Hot summer leads to marked hike in veg prices

Photo: Ed g2s, Wikimedia Free Domain

The hot summer in the Czech Republic is set to impact on household budgets as relatively poor crop yields are leading to higher prices for vegetables, particularly potatoes, iHned.cz reported.

Photo: Ed g2s,  Wikimedia Free Domain
The State Agricultural Intervention Fund says a kilogramme of potatoes cost CZK 14.79 last month – a considerable increase on the CZK 9.77 being charged in the same month last year, the news site reported.

This roughly 50 percent price rise is mainly down to a shortage of spuds. The Czech Statistics Office says this year’s harvest was 30 percent down on that in 2014. Indeed, it was the lowest yield since nationwide statistics were first recorded in 1920.

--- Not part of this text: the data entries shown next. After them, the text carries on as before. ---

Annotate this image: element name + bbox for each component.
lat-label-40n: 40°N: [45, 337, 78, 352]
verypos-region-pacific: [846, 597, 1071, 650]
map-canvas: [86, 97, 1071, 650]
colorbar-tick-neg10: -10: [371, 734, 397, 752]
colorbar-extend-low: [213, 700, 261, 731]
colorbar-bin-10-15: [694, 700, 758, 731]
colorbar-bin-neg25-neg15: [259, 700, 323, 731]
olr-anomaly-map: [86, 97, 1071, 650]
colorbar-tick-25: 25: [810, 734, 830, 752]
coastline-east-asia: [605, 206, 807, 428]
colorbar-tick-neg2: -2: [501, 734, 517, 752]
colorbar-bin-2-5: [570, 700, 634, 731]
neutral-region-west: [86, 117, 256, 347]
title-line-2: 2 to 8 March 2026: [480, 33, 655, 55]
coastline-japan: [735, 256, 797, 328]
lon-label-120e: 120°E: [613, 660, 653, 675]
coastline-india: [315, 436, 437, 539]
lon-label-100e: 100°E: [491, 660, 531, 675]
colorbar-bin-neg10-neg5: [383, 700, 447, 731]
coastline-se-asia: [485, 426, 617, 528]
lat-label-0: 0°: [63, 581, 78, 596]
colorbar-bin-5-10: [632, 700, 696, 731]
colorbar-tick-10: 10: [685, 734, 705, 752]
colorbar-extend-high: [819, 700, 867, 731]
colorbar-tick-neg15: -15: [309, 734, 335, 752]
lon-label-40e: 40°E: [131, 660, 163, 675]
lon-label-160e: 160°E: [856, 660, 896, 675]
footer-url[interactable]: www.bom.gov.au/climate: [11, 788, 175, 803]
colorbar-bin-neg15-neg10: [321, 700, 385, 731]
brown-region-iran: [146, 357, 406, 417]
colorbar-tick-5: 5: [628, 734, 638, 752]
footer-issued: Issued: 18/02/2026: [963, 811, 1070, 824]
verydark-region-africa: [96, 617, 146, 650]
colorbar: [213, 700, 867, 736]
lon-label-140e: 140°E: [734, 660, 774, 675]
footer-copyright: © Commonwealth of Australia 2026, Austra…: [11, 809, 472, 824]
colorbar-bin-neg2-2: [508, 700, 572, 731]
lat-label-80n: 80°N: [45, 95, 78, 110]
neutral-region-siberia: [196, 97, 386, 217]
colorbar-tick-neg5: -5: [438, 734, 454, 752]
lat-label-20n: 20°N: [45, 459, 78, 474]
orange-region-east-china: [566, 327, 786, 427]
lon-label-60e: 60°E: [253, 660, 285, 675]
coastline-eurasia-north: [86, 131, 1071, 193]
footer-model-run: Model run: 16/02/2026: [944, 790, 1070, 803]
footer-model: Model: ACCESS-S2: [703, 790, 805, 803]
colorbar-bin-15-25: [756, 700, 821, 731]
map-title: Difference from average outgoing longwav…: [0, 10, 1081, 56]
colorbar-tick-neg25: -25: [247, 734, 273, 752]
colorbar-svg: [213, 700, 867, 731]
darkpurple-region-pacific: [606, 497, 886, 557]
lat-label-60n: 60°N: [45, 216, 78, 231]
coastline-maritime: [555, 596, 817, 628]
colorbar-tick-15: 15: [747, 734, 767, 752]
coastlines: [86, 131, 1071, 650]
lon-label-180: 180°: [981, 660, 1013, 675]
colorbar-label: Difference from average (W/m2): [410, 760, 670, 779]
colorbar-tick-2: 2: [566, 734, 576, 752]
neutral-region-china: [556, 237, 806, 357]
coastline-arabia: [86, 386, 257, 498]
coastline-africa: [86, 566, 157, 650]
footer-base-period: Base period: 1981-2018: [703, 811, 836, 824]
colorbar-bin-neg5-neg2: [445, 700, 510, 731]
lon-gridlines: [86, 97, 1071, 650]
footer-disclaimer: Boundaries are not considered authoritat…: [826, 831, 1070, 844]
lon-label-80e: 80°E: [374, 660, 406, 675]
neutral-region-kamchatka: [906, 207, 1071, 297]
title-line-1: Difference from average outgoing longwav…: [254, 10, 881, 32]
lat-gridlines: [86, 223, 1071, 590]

Analyst Petr Havel says potatoes were the hardest hit of all the most important commodities, with this year’s harvest down by as much as half in some parts of the countries.

The tubers were not the only crop negatively impacted by the summer’s high temperatures and drought. Zemědělské družstvo vlastníků Nošovice in North Moravia, one of the Czech Republic’s biggest producers, says this year’s cabbage crop was up to 80 percent lower than last year’s.

Stanislava Burdová from the Agricultural Association of the Czech Republic says corn, rapeseed and beetroot yields were also likely to be relatively poor due to the summer’s low rainfall.

Veg prices could still jump by up to 10 percent more with the onset of winter, though the biggest increases are probably behind Czech consumers, says analyst Boris Tomčiak of the company Colosseum.

Analyst Petr Havel takes a rosier view. He says that no more hikes are likely, apart from in the case of potatoes. The shortfall in domestic output will be offset by imports from other countries, whose wares tend to be cheaper in any case.

Havel told iHned.cz that the Czech Republic had been dependent on imported fruit and vegetables for three years, so this year should be no different from the perspective of consumers, he said.

Fruit prices are unlikely to go up, says Havel. Unlike in the case of vegetables, fruit production in 2015 was better than last year. However, an even greater yield had been foreseen time out.

Over 140,000 tonnes of apples were produced in the Czech Republic this year – the highest amount since 2009. Nevertheless, experts had expected around 10 tonnes more and, after a run of relatively poor harvests, the output was still one-quarter below the long-term average. The story was similar with pears.

The summer’s abundant sunshine had a positive impact on the quality of fruit, particularly in terms of sugar content, and 2015 is expected to be a vintage year for Czech wine.

This year’s plums have also been top notch, meaning the slivovice (plum brandy) currently being distilled should also be of high quality.